Kerugian Negara Akibat PNBP Kehutanan Yang Tidak Dipungut Selama tahun 2003 sampai 2014,
Pemerintah memungut PNBP dengan
agregat sebesar US$ 3,23 milyar
(Rp 31,0 trilyun) dari Dana Reboisasi
(DR) dan komponen hutan alam dari
Provisi Sumber Daya Hutan (PSDH).
Namun, menurut model perhitungan
dalam kajian, Pemerintah
seharusnya memungut penerimaan
agregat sebesar US$ 9,73 -
12,25 milyar (Rp 93,9 - 118,0
trilyun) dari DR and PSDH selama tahun
2003–2014. Angka-angka tersebut menunjukkan bahwa total kerugian negara akibat pemungutan penerimaan DR and PSDH yang kurang maksimal mencapai US$ 6,47 - 8,98 milyar (Rp 62,8 - 86,9 trilyun) – atau rata- rata sebesar US$ 539 - 749 juta (Rp 5,24 - 7,24 trilyun) per tahun selama 12 tahun periode kajian.
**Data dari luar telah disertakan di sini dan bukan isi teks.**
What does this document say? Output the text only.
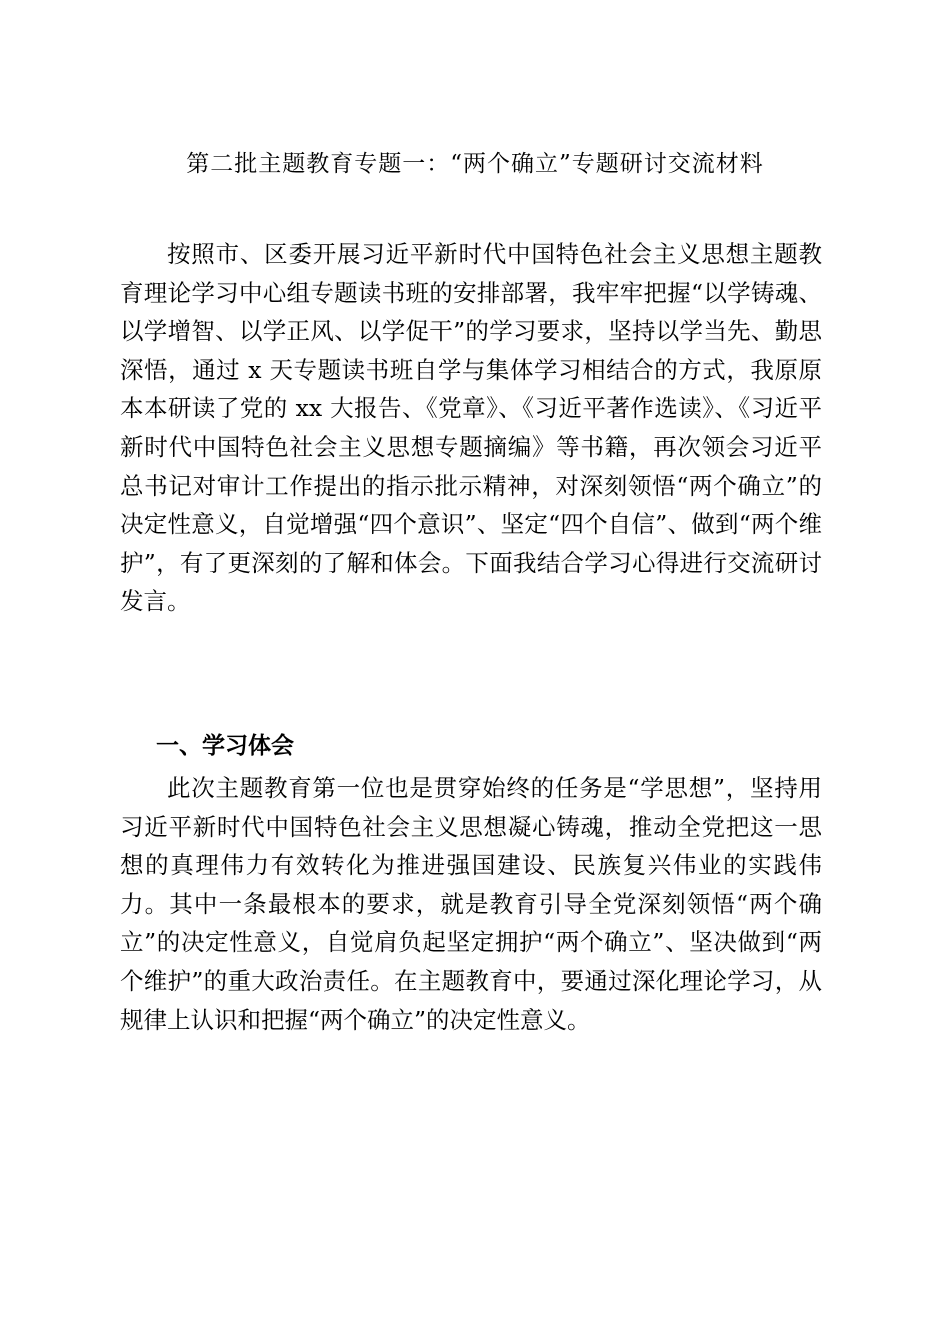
第二批主题教育专题一：“两个确立”专题研讨交流材料

按照市、区委开展习近平新时代中国特色社会主义思想主题教育理论学习中心组专题读书班的安排部署，我牢牢把握“以学铸魂、以学增智、以学正风、以学促干”的学习要求，坚持以学当先、勤思深悟，通过 x 天专题读书班自学与集体学习相结合的方式，我原原本本研读了党的 xx 大报告、《党章》、《习近平著作选读》、《习近平新时代中国特色社会主义思想专题摘编》等书籍，再次领会习近平总书记对审计工作提出的指示批示精神，对深刻领悟“两个确立”的决定性意义，自觉增强“四个意识”、坚定“四个自信”、做到“两个维护”，有了更深刻的了解和体会。下面我结合学习心得进行交流研讨发言。

一、学习体会

此次主题教育第一位也是贯穿始终的任务是“学思想”，坚持用习近平新时代中国特色社会主义思想凝心铸魂，推动全党把这一思想的真理伟力有效转化为推进强国建设、民族复兴伟业的实践伟力。其中一条最根本的要求，就是教育引导全党深刻领悟“两个确立”的决定性意义，自觉肩负起坚定拥护“两个确立”、坚决做到“两个维护”的重大政治责任。在主题教育中，要通过深化理论学习，从规律上认识和把握“两个确立”的决定性意义。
Kerugian Negara Yang Bersumber Dari Nilai Komersial Kayu Yang Tidak Tercatat Kajian ini juga menghitung nilai komersial produksi kayu yang tidak tercatat, karena hasil hutan kayu yang terdapat pada kawasan hutan di bawah penatausahaan Pemerintah merupakan aset negara. Ketika produksi
kayu berizin dilaporkan dan DR dan PSDH dibayar menurut laporan hasil produksi, maka kayu menjadi aset privat. Menurut hukum Indonesia, kayu yang tidak tercatat menjadi aset negara yang dicuri, dan uang yang dihasilkan melalui penjualan kayu ini dapat dianggap baik kerugian negara maupun hasil kejahatan (proceeds of a crime). Agregat kerugian negara yang bersumber dari nilai komersial domestik untuk produksi kayu yang tidak tercatat selama periode tersebut mencapai US$ 60,7 - 81,4 milyar (Rp 598,0 - 799,3 trilyun), atau US$ 5,0 - 6,8 milyar (Rp 49,8 - 66,6 trilyun) per tahun. Nilai kerugian tahunan meningkat tajam selama periode kajian dari nilai terendah sebesar US$ 1,4 - 1,9 milyar (Rp 12,1 - 16,8 trilyun) pada tahun 2003, sampai nilai tertinggi sebesar US$ 7,7 - US$ 9,9 milyar (Rp 80,7 104,3 trilyun) pada tahun 2013. Peningkatan drastis tersebut didorong oleh perluasan pembukaan lahan secara komersial yang begitu cepat dan kenaikan harga kayu bulat yang cukup signifikan di pasar domestik dan pasar internasional. Menurut data ITTO, harga domestik kayu Meranti di Indonesia naik dari US$ 77 per m3 pada tahun 2003 menjadi US$ 244 per m3 pada tahun 2013.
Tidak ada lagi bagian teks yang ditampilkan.